Sector allocation is a byproduct of our individual stock selection process. We are currently overweight the health care sector as we believe large managed care companies like UnitedHealth Group and biotechnology companies developing innovative treatments for unmet or underserved needs like Biogen and BioMarin Pharmaceutical have attractive long-term growth profiles. We also favor technology as the return on investment from spending on software from companies like Adobe Systems and Microsoft is higher than most other uses of corporate cash and that migration to the cloud will led to step change in the growth of key players like Alphabet and Amazon.com. The latter two are now in the communication services and consumer discretionary sectors but are leveraging technologies like artificial intelligence to gain market share.

Which valuation variables do you prefer?

Our valuation work and metrics really depend on the sector that we are analyzing. That said, since we are big believers that free cash flow directionally determines stock prices over time, we use enterprise value-to-free cash flow ratios as a valuation metric across sectors.

How do you try to minimize the risk of your portfolio?

Diversification across three types of growth companies, what we call stable, select and cyclical, positions us to manage risk and generate consistent results regardless of market conditions. We seek to weather volatility with a bucket of steady compounders that we call our stable growers. We also own turnaround growth stories in the cyclical bucket whose performance is more tied to individual execution than market trends and we tend to purchase at valuations that provide more of a margin of safety. Over the last 12 to 18 months, we have been trimming exposure from our higher beta select growth names and re-investing into lower beta stable names to prepare for this volatility.

What are your tips for 2019?

We are in the later stages of the economic cycle but that doesn’t mean parts of the stock markets can’t march higher. We think technology stocks, for instance, look attractive after the selling we’ve seen late in the year. And we expect volatility to continue and think investors will be well served by staying diversified.

How many names do you normally hold in your portfolio?

We are high active share managers and limit our portfolios to 40 to 50 stocks in which we have the highest conviction. This focus allows our best ideas to generate the majority of performance.

How do you cover (hedge?) valuation risks?

As explained above, our three-growth bucket approach and being active in trimming winners and adding to underperformers at attractive entry points helps us lessen our valuation risk. We also maintain a watch list of companies where we have done the research and are interested in owning but will wait for the right price to initiate a position. We initiated a position in Chinese e-commerce company Alibaba, for instance, after Chinese technology stocks had sold off sharply.

Do you agree: benchmark thinking has become more important than absolute return?

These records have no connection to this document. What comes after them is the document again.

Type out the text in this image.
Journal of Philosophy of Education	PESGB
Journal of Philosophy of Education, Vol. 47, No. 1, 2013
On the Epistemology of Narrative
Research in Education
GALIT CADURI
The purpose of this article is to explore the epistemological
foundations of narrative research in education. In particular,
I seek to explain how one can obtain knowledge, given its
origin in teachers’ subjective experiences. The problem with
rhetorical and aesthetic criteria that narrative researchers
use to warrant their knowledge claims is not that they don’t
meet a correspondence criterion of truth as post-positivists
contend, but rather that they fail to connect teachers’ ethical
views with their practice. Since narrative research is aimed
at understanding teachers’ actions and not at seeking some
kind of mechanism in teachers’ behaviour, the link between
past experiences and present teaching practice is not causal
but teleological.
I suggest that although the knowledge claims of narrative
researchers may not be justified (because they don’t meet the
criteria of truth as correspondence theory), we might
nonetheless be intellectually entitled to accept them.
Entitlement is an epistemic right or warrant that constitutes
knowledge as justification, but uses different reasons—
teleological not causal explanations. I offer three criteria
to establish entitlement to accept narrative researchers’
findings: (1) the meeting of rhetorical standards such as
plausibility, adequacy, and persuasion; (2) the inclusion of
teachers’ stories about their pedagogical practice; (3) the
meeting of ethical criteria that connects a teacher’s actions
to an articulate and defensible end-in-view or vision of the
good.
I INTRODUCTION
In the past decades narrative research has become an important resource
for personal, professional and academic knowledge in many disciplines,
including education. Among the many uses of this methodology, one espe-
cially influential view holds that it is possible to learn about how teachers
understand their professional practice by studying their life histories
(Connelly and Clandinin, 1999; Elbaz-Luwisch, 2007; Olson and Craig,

While we acknowledge that passive investing has become very popular, the economic conditions since the global financial have been very conducive to stocks: ample liquidity, low interest rates and accommodative monetary and fiscal policies. It’s been a tide that has lifted all boats, both the high-quality growth companies we favor as well as low quality companies. But as volatility has normalized this year, you are beginning to see the benefits of an active management approach that seeks to generate strong absolute returns in all conditions rather than simply beating the benchmark.